Fortunately, Punjab, Haryana, and Uttar Pradesh, key agricultural States, and rainfed areas of Maharashtra and Madhya Pradesh will experience above-normal rainfall.
The first half of the season is expected to fare better than the second half, Skymet said. India’s official weather agency India Meteorological Department (IMD) is expected to come out with its monsoon forecast later this month.
Shrinking La Nina
The South-West monsoon accounts for nearly 75 per cent of the annual rainfall in the country. The monsoon is crucial for Indian agriculture, particularly for kharif or summer sowing with rice, most coarse cereals, pulses, oilseeds, cotton, jute, fruits and vegetables depending on it.
According to Yogesh Patil, CEO, Skymet, the last two monsoon seasons have been driven by back-to-back La Nina events. “Earlier, La Nina had started shrinking sharply in winters, but its fallback has been stalled on account of the strengthening of trade winds,” he said.

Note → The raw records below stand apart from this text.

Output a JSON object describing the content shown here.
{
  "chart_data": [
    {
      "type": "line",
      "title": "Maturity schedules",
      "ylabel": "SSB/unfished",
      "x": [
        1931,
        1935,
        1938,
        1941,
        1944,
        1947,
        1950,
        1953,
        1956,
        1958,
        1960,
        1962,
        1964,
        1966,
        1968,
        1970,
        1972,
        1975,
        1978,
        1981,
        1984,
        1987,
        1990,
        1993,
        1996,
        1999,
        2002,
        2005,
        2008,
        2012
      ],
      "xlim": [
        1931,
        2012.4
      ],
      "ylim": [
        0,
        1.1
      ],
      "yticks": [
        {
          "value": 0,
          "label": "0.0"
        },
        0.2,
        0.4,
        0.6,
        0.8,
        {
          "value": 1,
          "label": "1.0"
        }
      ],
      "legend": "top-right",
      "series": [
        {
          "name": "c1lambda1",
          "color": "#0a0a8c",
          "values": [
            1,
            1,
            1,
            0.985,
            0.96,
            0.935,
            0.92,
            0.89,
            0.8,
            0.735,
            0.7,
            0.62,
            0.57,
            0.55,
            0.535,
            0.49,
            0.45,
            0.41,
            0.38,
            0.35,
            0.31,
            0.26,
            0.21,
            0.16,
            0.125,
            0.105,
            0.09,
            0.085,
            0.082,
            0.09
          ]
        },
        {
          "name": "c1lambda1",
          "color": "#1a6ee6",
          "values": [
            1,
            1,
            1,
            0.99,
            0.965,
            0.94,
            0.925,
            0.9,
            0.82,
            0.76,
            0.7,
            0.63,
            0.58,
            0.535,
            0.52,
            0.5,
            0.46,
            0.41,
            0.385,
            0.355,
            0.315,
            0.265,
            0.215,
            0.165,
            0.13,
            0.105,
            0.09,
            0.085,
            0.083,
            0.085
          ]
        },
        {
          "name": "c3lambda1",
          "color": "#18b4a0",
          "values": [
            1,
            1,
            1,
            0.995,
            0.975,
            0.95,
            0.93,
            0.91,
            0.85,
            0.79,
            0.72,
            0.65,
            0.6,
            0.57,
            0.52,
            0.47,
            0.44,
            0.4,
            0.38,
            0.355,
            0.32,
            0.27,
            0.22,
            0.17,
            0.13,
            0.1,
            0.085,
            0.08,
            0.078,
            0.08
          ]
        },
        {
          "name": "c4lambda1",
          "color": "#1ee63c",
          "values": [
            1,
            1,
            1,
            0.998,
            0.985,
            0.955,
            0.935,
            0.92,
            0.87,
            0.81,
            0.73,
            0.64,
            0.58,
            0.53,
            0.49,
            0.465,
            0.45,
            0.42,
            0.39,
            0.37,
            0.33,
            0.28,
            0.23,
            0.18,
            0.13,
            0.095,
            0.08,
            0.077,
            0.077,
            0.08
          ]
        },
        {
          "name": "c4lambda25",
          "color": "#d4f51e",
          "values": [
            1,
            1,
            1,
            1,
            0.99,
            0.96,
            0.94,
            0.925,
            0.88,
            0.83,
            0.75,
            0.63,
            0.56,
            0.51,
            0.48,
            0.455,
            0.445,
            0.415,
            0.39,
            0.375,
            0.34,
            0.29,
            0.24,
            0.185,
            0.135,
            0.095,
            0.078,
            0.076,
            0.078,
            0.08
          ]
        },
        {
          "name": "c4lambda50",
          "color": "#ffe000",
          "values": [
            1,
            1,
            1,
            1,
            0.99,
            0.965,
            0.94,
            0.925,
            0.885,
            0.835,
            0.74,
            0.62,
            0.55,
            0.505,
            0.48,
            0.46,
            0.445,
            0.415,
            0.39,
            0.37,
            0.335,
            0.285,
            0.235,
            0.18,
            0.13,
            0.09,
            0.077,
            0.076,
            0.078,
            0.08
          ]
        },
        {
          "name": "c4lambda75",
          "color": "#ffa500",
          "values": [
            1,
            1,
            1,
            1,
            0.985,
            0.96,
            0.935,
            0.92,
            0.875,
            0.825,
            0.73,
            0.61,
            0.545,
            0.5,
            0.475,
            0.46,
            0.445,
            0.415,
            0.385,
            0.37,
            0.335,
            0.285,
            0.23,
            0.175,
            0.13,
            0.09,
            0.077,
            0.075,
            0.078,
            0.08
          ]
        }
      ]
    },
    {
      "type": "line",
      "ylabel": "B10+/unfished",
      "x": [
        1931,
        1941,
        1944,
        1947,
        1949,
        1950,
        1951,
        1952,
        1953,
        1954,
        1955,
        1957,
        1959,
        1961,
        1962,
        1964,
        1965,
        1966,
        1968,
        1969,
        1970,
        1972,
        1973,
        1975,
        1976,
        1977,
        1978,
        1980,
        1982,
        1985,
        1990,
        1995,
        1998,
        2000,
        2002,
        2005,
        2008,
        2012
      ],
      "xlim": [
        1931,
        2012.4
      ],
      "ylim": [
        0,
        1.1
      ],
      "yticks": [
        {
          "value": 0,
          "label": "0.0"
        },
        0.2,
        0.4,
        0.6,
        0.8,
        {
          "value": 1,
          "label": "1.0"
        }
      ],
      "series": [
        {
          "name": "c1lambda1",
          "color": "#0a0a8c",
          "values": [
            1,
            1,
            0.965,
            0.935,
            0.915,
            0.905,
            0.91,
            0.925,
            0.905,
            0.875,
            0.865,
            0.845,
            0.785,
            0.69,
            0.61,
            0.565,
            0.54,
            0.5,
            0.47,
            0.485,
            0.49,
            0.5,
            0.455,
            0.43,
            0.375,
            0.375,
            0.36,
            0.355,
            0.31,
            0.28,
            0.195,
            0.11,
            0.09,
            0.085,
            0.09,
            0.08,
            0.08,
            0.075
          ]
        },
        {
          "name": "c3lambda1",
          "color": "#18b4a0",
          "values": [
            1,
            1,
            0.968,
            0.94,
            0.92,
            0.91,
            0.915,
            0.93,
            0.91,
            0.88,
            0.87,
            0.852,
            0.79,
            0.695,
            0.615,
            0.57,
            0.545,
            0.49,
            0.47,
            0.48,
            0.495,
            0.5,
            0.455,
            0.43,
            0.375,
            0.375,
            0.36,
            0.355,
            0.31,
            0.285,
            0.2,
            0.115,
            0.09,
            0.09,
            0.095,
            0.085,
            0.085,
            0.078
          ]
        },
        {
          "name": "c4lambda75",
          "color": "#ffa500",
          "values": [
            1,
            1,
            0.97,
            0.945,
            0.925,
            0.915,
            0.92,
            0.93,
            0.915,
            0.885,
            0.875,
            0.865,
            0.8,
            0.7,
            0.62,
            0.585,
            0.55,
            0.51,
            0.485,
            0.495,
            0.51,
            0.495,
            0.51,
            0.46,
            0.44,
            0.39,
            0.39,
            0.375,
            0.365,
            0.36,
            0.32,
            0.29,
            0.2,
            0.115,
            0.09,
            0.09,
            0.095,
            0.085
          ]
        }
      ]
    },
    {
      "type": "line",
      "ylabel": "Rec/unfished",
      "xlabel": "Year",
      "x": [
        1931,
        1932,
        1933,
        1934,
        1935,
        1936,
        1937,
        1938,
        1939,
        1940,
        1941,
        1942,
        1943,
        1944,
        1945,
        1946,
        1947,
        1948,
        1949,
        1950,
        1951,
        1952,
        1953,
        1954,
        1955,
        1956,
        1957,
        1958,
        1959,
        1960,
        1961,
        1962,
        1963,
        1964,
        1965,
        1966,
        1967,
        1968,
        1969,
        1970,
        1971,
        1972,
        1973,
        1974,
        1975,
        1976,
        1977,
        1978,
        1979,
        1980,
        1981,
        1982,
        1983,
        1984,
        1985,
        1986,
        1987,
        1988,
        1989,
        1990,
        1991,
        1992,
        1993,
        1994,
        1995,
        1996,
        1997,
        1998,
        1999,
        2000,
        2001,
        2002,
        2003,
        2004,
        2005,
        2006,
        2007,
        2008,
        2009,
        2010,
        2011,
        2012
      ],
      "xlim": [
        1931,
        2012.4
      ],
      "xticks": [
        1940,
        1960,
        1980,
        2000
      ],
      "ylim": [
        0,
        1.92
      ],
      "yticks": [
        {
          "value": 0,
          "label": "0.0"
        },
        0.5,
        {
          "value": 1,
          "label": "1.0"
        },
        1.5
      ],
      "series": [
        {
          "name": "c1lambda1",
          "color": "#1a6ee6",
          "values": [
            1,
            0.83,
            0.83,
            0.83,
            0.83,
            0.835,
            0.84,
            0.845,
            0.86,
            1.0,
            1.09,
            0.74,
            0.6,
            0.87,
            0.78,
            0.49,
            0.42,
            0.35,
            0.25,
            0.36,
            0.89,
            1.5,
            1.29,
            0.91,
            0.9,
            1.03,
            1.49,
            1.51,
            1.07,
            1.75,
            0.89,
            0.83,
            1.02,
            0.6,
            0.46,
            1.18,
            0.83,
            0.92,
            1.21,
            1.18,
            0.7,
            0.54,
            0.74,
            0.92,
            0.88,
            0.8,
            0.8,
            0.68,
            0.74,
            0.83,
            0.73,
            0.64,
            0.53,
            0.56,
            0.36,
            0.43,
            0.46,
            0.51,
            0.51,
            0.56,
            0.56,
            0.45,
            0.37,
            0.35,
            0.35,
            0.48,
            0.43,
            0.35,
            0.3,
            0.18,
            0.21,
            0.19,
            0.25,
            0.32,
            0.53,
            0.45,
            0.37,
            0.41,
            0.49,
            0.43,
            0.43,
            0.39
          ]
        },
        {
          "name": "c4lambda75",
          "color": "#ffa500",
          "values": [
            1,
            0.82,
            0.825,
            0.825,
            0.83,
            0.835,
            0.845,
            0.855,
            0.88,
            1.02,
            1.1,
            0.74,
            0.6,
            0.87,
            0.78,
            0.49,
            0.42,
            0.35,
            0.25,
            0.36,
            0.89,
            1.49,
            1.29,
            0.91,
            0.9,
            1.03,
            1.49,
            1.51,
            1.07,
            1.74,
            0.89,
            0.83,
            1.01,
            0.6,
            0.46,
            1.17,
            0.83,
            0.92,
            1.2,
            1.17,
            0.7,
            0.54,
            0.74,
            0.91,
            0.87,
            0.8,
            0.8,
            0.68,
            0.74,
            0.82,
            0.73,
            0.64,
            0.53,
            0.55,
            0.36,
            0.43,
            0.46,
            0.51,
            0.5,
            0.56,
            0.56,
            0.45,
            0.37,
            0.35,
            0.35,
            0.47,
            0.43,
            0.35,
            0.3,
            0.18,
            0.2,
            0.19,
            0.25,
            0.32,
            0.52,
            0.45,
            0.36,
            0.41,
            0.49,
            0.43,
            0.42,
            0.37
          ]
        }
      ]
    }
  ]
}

Though La Nina is past its peak, the cooling of the Pacific Ocean, an impact of the weather phenomenon, is likely to sustain just before the onset of the South-West monsoon.
Patil has ruled out the occurrence of El Nino, which tends to cause drought in India and affects monsoon and agriculture.
Riding out ENSO
“However, the pulsating behaviour of the monsoon is expected to transpire abrupt and intense rains, interspersed by abnormally long dry spells,” he said.
The monsoon will have to ride out ENSO — neutral conditions — while battling resistance from IOD, especially during the second half of the season. This possibly can lead to extreme variability in the monthly rainfall distribution and, thus, impact the second half.
According to Skymet, monsoon probabilities for JJAS — mean rainfall over all-India region from different models — indicate nil chance of excess (more than 110 per cent of LPA) and 10 per cent chance of above-normal seasonal rainfall (105-110 per cent of the LPA).
There is a 65 per cent chance of normal seasonal rainfall (96-104 per cent of the LPA), 25 per cent chance of below-normal seasonal rainfall (90-95 per cent of the LPA), and no chance of drought or less than 90 per cent rain of the LPA.
Month-wise, Skymet said that June would get 107 per cent of the LPA rainfall, with 70 per cent chance of normal rains. In July, the rainfall is likely to be 100 per cent of the LPA, with 65 per cent chance of normal rainfall.
In August, the monsoon could bring in 95 per cent of the LPA rains with 60 per cent chance of normal rainfall. In September, the rainfall is likely to be 90 per cent of LPA but with 20 per cent chance of normal rainfall and 70 per cent chance of below-normal rainfall.
Experts see the predictions as mixed since farmers are likely to opt for higher acreage of rice, coarse cereals, pulses, oilseeds and cotton after seeing attractive prices this year. In the case of cotton, maize and oilseeds such as soyabean, groundnut and mustard, farmers got prices higher than the minimum support price this season to June 30.
India’s agricultural exports have made rapid strides over the last couple of years with the Russia-Ukraine conflict coming in as a boon, since New Delhi has emerged as the most competitive source for food and feed commodities.
A good monsoon leads to bountiful production of crops, which then spurs the rural economy. A higher income in rural areas helps in improved sales of white goods, FMCG items, gold, two-wheelers, four-wheelers and tractors.